Si dans les années 50, Claude Lévi-Strauss pouvait lire dans race et histoire publiée en 1952 à la demande de l’Unesco que la diversité culturelle était le paramètre essentiel permettant de différencier les groupes humains, en 1971, dans race et culture l’anthropologue, à la lumière des découvertes sur la génétique pouvait considérer que les choses n’étaient pas aussi simples.
Claude Lévi-Strauss considère qu’il existe une co-évolution entre gênes et cultures.
D’une part la spécificité des gènes humains a permis l’émergence de la culture, d’autre part, les différentes formes de culture de sélection naturelle. Au final, c’est l’organisation de la société qui influe sur la génétique des populations.

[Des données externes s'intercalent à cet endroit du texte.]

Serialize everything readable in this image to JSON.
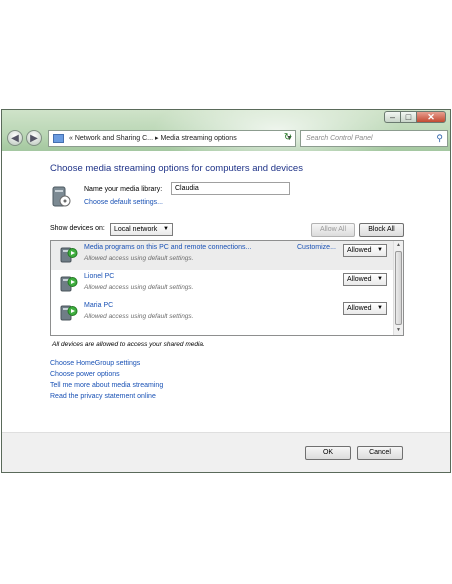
{
  "window": {
    "controls": {
      "minimize": "–",
      "maximize": "□",
      "close": "✕"
    },
    "address": {
      "crumb_prefix": "«",
      "crumb1": "Network and Sharing C...",
      "separator": "▸",
      "crumb2": "Media streaming options"
    },
    "search_placeholder": "Search Control Panel"
  },
  "page": {
    "title": "Choose media streaming options for computers and devices",
    "library_label": "Name your media library:",
    "library_value": "Claudia",
    "choose_default_link": "Choose default settings...",
    "show_devices_label": "Show devices on:",
    "show_devices_value": "Local network",
    "allow_all_label": "Allow All",
    "block_all_label": "Block All",
    "devices": [
      {
        "name": "Media programs on this PC and remote connections...",
        "status": "Allowed access using default settings.",
        "customize": "Customize...",
        "permission": "Allowed"
      },
      {
        "name": "Lionel PC",
        "status": "Allowed access using default settings.",
        "permission": "Allowed"
      },
      {
        "name": "Maria PC",
        "status": "Allowed access using default settings.",
        "permission": "Allowed"
      }
    ],
    "all_devices_note": "All devices are allowed to access your shared media.",
    "links": [
      "Choose HomeGroup settings",
      "Choose power options",
      "Tell me more about media streaming",
      "Read the privacy statement online"
    ],
    "ok_label": "OK",
    "cancel_label": "Cancel"
  },
  "icons": {
    "back": "back-arrow-icon",
    "forward": "forward-arrow-icon",
    "refresh": "refresh-icon",
    "search": "search-icon",
    "library": "media-library-icon",
    "device": "media-device-icon"
  }
}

Dans les années 60, on peut considérer que la question raciale est revenue en force. Ce retour est lié à des groupes de pressions pourtant il raciste, qui ont réintroduit la race comme principe explicatif. On retrouve cette démarche par le conseil représentatif des associations noires pour qui les discriminations entre majorité minorité doit être mis en évidence à l’aide de statistiques ethniques. C’est, plus ou moins, le discours d’un mouvement comme celui des « indigènes de la république ».
De ce fait, même si le discours discriminatoire qui s’est diffusé dans la société française dans les années 80 explique cette évolution, les tenants d’une identité nationale à la française, comme ceux qui la refusent, se sont retrouvés comme des alliés objectifs. Pourtant, même si les différences sont présentées comme des évidences, rien n’est moins « évident » que la race. Pourtant, les chaînes de télévision ont présenté la mise en avant de présentateurs issus de minorités visibles comme des concessions indispensables à leur reconnaissance de leur statut dans la société.

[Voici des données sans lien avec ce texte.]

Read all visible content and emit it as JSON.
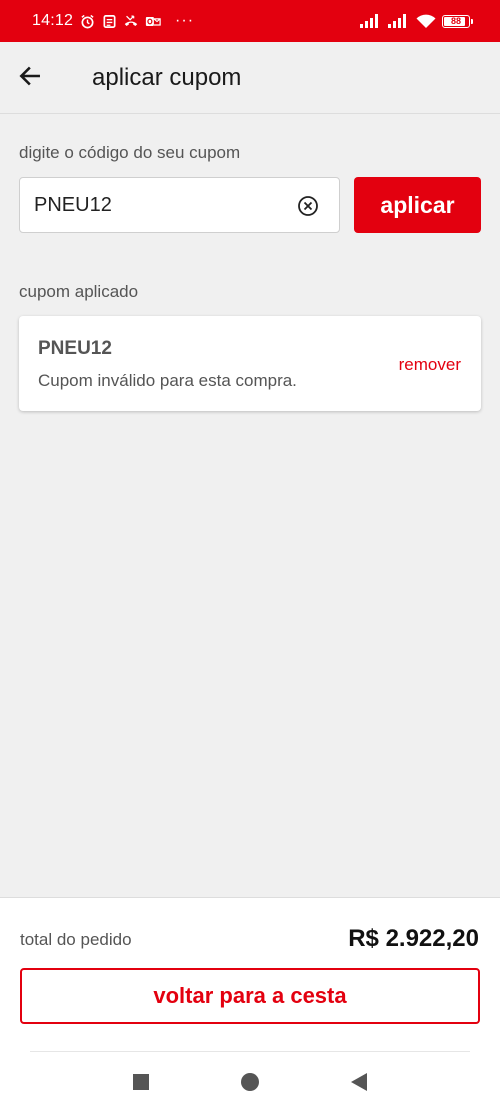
{
  "status_bar": {
    "time": "14:12",
    "more": "···",
    "battery": "88",
    "battery_level": 0.88,
    "icons": [
      "alarm-icon",
      "notes-icon",
      "missed-call-icon",
      "outlook-icon",
      "signal-icon",
      "signal-icon",
      "wifi-icon",
      "battery-icon"
    ]
  },
  "app_bar": {
    "title": "aplicar cupom",
    "back_icon": "arrow-left-icon"
  },
  "coupon_input": {
    "label": "digite o código do seu cupom",
    "value": "PNEU12",
    "clear_icon": "clear-circle-icon",
    "apply_label": "aplicar"
  },
  "applied": {
    "label": "cupom aplicado",
    "code": "PNEU12",
    "message": "Cupom inválido para esta compra.",
    "remove_label": "remover"
  },
  "summary": {
    "total_label": "total do pedido",
    "total_value": "R$ 2.922,20",
    "back_button": "voltar para a cesta"
  },
  "nav": {
    "icons": [
      "recents-square-icon",
      "home-circle-icon",
      "back-triangle-icon"
    ]
  },
  "colors": {
    "brand": "#e3000f",
    "background": "#f0f0f0",
    "caret": "#f2c200"
  }
}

Selon Régis Meyran, cette évolution va à contre-courant de ce qui se passe aux États-Unis. De plus, la France est en retard. En réalité, ce discours sur l’identité nationale, qui se retrouve dans la conception de l’histoire de France selon Nicolas Sarkozy, s’inscrit dans une construction idéologique lourde de menaces. En affirmant une « identité nationale » qui ne repose sur rien de réel, le risque est grand de considérer que « l’autre » est porteur d’une menace sur l’identité nationale est donc sur la tranquillité publique. Cette conception d’une histoire de France déconnectée du réel, des brassages de populations, des enrichissements réciproques se retrouve analysée dans cet ouvrage présenté sur ce site, « comment Sarkozy écrit l’histoire de France ? ». Le risque est grand de voir apparaître une xénophobie d’État qu’il considèrerait que « l’étranger est un problème ».
On le voit, cet ouvrage est particulièrement stimulant et cette étude de la formation du concept d’identité nationale permet de décrypter le discours actuel en le rattachant à un passé qui décidément « ne passe pas ».